Given that the number of possible permutations will go up on the order of a factorial of how many factors a number has, I'd expect at some point the tree to start branching out rapidly.  Can anyone draw more of it and prove or disprove this conjecture or shed light on the mathematics behind it?
Looking at the density of numbers formable by multiplying powers of 2,3 and 7 in the ranges 1000-10000, 10000-100000, 100000-1000000, etc I'm guessing that since log(2) : log(3) : log(7) is roughly the ratio 3:5:8 so 2^40 (1x10^12) =~ 3^25 (0.8x10^12) =~ 7^15 (4.7x10^12), the density curve is roughly analogous to how the number of ways you can construct a bridge of length of 120, 240 or 360 meters increases as the bridge increases in length, if you have to construct it from a combination of sections that are either 3m, 5m or 8m in length (Fibbonacci like, isn't that?)
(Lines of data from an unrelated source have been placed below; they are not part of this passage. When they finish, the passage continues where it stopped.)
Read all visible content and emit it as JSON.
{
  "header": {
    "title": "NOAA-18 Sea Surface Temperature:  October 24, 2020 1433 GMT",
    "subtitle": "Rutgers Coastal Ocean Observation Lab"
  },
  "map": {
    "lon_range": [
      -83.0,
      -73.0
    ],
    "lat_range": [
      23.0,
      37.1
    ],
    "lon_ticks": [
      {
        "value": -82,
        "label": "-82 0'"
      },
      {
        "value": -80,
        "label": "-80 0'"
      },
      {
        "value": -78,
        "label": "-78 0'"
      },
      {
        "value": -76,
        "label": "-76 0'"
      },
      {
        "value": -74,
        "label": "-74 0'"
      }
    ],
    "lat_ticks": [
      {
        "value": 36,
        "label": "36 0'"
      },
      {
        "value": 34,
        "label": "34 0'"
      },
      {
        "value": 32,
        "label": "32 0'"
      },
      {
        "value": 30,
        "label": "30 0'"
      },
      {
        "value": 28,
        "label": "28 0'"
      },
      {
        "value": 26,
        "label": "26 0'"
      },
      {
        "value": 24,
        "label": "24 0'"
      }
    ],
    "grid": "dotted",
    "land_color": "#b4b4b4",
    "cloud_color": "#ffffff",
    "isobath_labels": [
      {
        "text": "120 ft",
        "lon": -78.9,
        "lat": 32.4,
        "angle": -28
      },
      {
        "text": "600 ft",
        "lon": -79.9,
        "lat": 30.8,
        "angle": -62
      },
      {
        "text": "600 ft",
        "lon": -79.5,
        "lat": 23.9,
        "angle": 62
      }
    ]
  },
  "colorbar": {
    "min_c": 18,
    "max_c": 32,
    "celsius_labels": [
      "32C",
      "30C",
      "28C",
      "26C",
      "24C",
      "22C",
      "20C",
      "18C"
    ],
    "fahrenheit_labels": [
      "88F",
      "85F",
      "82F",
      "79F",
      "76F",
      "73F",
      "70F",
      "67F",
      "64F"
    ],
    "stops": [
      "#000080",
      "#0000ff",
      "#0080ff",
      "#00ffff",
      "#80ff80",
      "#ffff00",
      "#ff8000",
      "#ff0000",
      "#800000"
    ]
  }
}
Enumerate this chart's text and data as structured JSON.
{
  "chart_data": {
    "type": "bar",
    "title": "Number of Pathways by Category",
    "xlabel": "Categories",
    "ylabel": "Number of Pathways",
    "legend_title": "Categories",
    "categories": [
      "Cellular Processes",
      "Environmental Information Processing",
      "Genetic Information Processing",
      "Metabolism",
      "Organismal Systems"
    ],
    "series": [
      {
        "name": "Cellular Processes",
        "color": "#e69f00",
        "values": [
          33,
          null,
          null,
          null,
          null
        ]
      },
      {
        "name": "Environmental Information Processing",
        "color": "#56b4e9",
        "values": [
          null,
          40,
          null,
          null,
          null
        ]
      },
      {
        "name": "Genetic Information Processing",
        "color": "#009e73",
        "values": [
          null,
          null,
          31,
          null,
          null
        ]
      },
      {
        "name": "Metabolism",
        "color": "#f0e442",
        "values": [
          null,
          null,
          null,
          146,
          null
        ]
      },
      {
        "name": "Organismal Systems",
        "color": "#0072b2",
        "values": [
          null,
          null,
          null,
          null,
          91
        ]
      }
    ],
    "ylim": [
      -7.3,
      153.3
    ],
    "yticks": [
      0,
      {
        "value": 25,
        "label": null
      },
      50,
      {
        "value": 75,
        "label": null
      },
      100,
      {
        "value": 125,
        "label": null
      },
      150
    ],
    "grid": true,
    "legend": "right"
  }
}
On the other hand, the more digits you have in a number, the more likely it is that one of them will be a 0, 1 or 5 (if those are distributed more or less evenly).  In which case, the question becomes, for any particular finite size (eg 25), will at least one tree of that size exist?  Are there an infinite number of trees of size 3 or more?  Does the answer change if we look at height of tree (the length of the longest chain of parent-child links), rather than size (the number of nodes with the base node in their ancestry, including the base node itself)?
The highest number I have found is 733283388672788498743296 (which is 2^45 x 3^11 x 7^6), having searched the space up to (2^80 x 3^50 x 7^30).  I'm therefore tempted to predict that the largest tree existing is:
[4, 1, 1]
[8, 1, 0]
[7, 1, 1]
[10, 3, 0]
[8, 3, 2]
[11, 7, 0]
[12, 7, 2]
[1, 10, 1]
[10, 7, 0]
[2, 5, 2]
[0, 3, 4]
[6, 3, 2]
[1, 7, 0]
[2, 5, 3]
Is this provable?

Having enjoyed myself with it, I hereby cast this mathematical conumdrum upon the wide waters of the internet, for others to happen upon.